Method (deterministic, seeded — see ADR-0010 in the bible): record 2 seed queries to build
the Tier-1 cache, derive 20 held-out queries by mutating the seeds with a fixed RNG (so none are
in the cache), then run each held-out query both live and under a simulated environment and
compare final outputs by canonical-JSON equality.
Each query lands in one of three buckets:
- identical — sim matched the live run (good),
- flagged — sim refused (
Tier2Miss/ReplayMiss) because it couldn't faithfully answer (safe), - wrong — sim returned a different answer (the unsafe outcome we must never produce).
fidelity = identical / N.
| Configuration | Fidelity | Identical | Flagged | Wrong |
|---|---|---|---|---|
| Tier-1 only (cache replay) | 20% | 4 | 16 | 0 |
| Tier-2 (a) — constrained-gen only | 20% | 4 | 16 | 0 |
| Tier-2 (a)+(b) — source-informed | 100% | 20 | 0 | 0 |
The number that matters is the last column: Wrong = 0 everywhere. Plain cache-replay can
only answer inputs it has already seen (it flags the rest); source-informed Tier-2 reconstructs
the un-recorded answers faithfully and hits 100% — and in no configuration does the simulator
fabricate a tool result. That flag-on-unknown invariant is the core of Volo's trust model.

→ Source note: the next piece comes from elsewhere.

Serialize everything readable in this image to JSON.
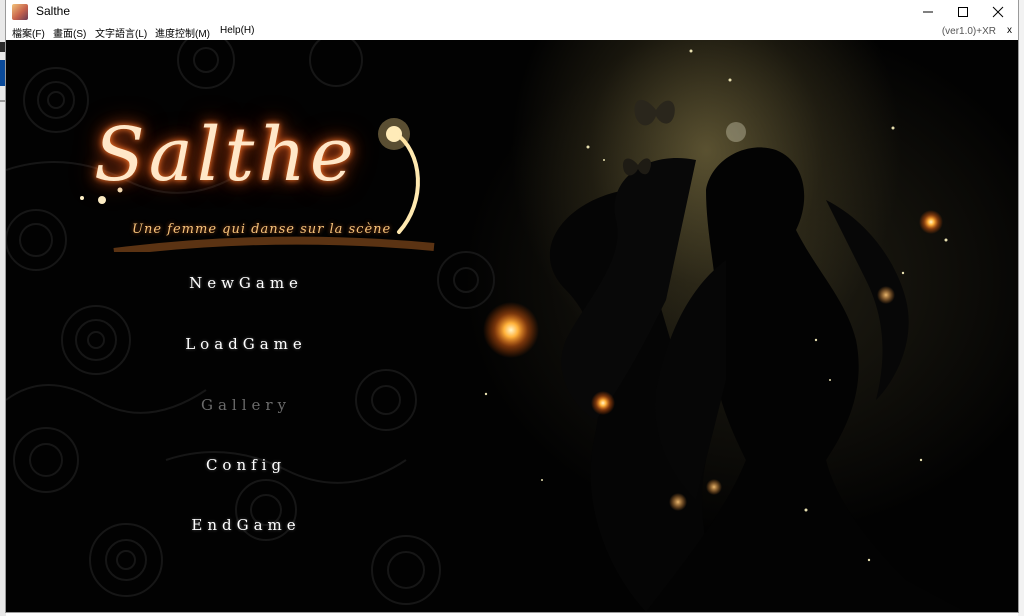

The (a)-only row is the pure cache-hit floor because Ollama isn't wired in this offline run; with a local model it rises above the floor. The benchmark is offline and deterministic so it reproduces identically on any machine.
uv run python benchmarks/fidelity.pyWrites machine-readable results to benchmarks/results.json. The script exits non-zero if any
configuration ever produces a wrong answer — so this doubles as a guardrail, not just a report.